Enacting and Indigenous Voice to Parliament will help me, the people I live with and
work with by providing a way forward with reconciliation. It will give us all confidence that
the Australian system of government acknowledges the need to hear Indigenous voices,
and enshrines a system to make sure this continues in perpetuity. I have been working
for over 25 years professionally to support economic development in regional Australia,
and Indigenous voices are notably absent from this field. A Voice would give a clear
pathway for Indigenous aspirations and concerns about social and economic
development to be heard.

Why is it important for Indigenous people to have a say in the matters that affect them?
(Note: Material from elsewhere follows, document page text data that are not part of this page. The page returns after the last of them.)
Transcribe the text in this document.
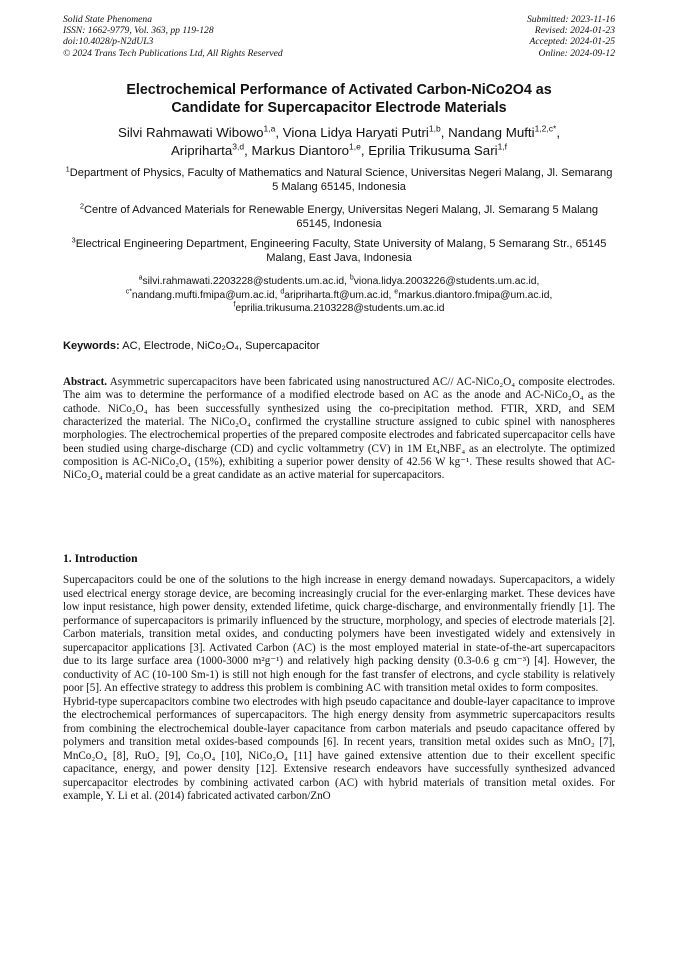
Solid State Phenomena
ISSN: 1662-9779, Vol. 363, pp 119-128
doi:10.4028/p-N2dUL3
© 2024 Trans Tech Publications Ltd, All Rights Reserved
Submitted: 2023-11-16
Revised: 2024-01-23
Accepted: 2024-01-25
Online: 2024-09-12
Electrochemical Performance of Activated Carbon-NiCo2O4 as
Candidate for Supercapacitor Electrode Materials
Silvi Rahmawati Wibowo$^{1,a}$, Viona Lidya Haryati Putri$^{1,b}$, Nandang Mufti$^{1,2,c*}$,
Aripriharta$^{3,d}$, Markus Diantoro$^{1,e}$, Eprilia Trikusuma Sari$^{1,f}$
$^1$Department of Physics, Faculty of Mathematics and Natural Science, Universitas Negeri Malang, Jl. Semarang 5 Malang 65145, Indonesia
$^2$Centre of Advanced Materials for Renewable Energy, Universitas Negeri Malang, Jl. Semarang 5 Malang 65145, Indonesia
$^3$Electrical Engineering Department, Engineering Faculty, State University of Malang, 5 Semarang Str., 65145 Malang, East Java, Indonesia
$^a$silvi.rahmawati.2203228@students.um.ac.id, $^b$viona.lidya.2003226@students.um.ac.id,
$^{c*}$nandang.mufti.fmipa@um.ac.id, $^d$aripriharta.ft@um.ac.id, $^e$markus.diantoro.fmipa@um.ac.id,
$^f$eprilia.trikusuma.2103228@students.um.ac.id
Keywords: AC, Electrode, NiCo₂O₄, Supercapacitor
Abstract. Asymmetric supercapacitors have been fabricated using nanostructured AC// AC-NiCo₂O₄ composite electrodes. The aim was to determine the performance of a modified electrode based on AC as the anode and AC-NiCo₂O₄ as the cathode. NiCo₂O₄ has been successfully synthesized using the co-precipitation method. FTIR, XRD, and SEM characterized the material. The NiCo₂O₄ confirmed the crystalline structure assigned to cubic spinel with nanospheres morphologies. The electrochemical properties of the prepared composite electrodes and fabricated supercapacitor cells have been studied using charge-discharge (CD) and cyclic voltammetry (CV) in 1M Et₄NBF₄ as an electrolyte. The optimized composition is AC-NiCo₂O₄ (15%), exhibiting a superior power density of 42.56 W kg⁻¹. These results showed that AC-NiCo₂O₄ material could be a great candidate as an active material for supercapacitors.
1. Introduction

Supercapacitors could be one of the solutions to the high increase in energy demand nowadays. Supercapacitors, a widely used electrical energy storage device, are becoming increasingly crucial for the ever-enlarging market. These devices have low input resistance, high power density, extended lifetime, quick charge-discharge, and environmentally friendly [1]. The performance of supercapacitors is primarily influenced by the structure, morphology, and species of electrode materials [2]. Carbon materials, transition metal oxides, and conducting polymers have been investigated widely and extensively in supercapacitor applications [3]. Activated Carbon (AC) is the most employed material in state-of-the-art supercapacitors due to its large surface area (1000-3000 m²g⁻¹) and relatively high packing density (0.3-0.6 g cm⁻³) [4]. However, the conductivity of AC (10-100 Sm-1) is still not high enough for the fast transfer of electrons, and cycle stability is relatively poor [5]. An effective strategy to address this problem is combining AC with transition metal oxides to form composites.

Hybrid-type supercapacitors combine two electrodes with high pseudo capacitance and double-layer capacitance to improve the electrochemical performances of supercapacitors. The high energy density from asymmetric supercapacitors results from combining the electrochemical double-layer capacitance from carbon materials and pseudo capacitance offered by polymers and transition metal oxides-based compounds [6]. In recent years, transition metal oxides such as MnO₂ [7], MnCo₂O₄ [8], RuO₂ [9], Co₃O₄ [10], NiCo₂O₄ [11] have gained extensive attention due to their excellent specific capacitance, energy, and power density [12]. Extensive research endeavors have successfully synthesized advanced supercapacitor electrodes by combining activated carbon (AC) with hybrid materials of transition metal oxides. For example, Y. Li et al. (2014) fabricated activated carbon/ZnO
Indigenous people have had no opportunity since colonisation to determine their own
destiny. Their resistance was not only overcome but negated. Their land management
and cultural practices were forcibly erased, despite the thousands of years of
sophisticated learning. They have been taken from their families with the full support of
successive governments, and even today most policy affecting Indigenous people is
designed and implemented without their involvement. The ease which governments of
the time dismissed the Uluru Statement was awful, an example of politics being used to
reinforce the status quo while citizens make a well reasoned call for change. Acting on
the united call for a Voice would be a significant milestone in Australia's history in
enabling Indigenous views to be heard.

Continuing Indigenous deaths in custody, ongoing failures to 'Close the Gap', high rates
of incarceration, low (but thankfully rising) levels of education, and entrenched
unemployment and minimal economic development in indigenous communities all show
that we are still a long way from reconciliation. Adopting a Constitutionally enshrined
Indigenous Voice to Parliament is a critical step in restarting a meaningful reconciliation,
and addressing the systemic barriers still facing First Australians.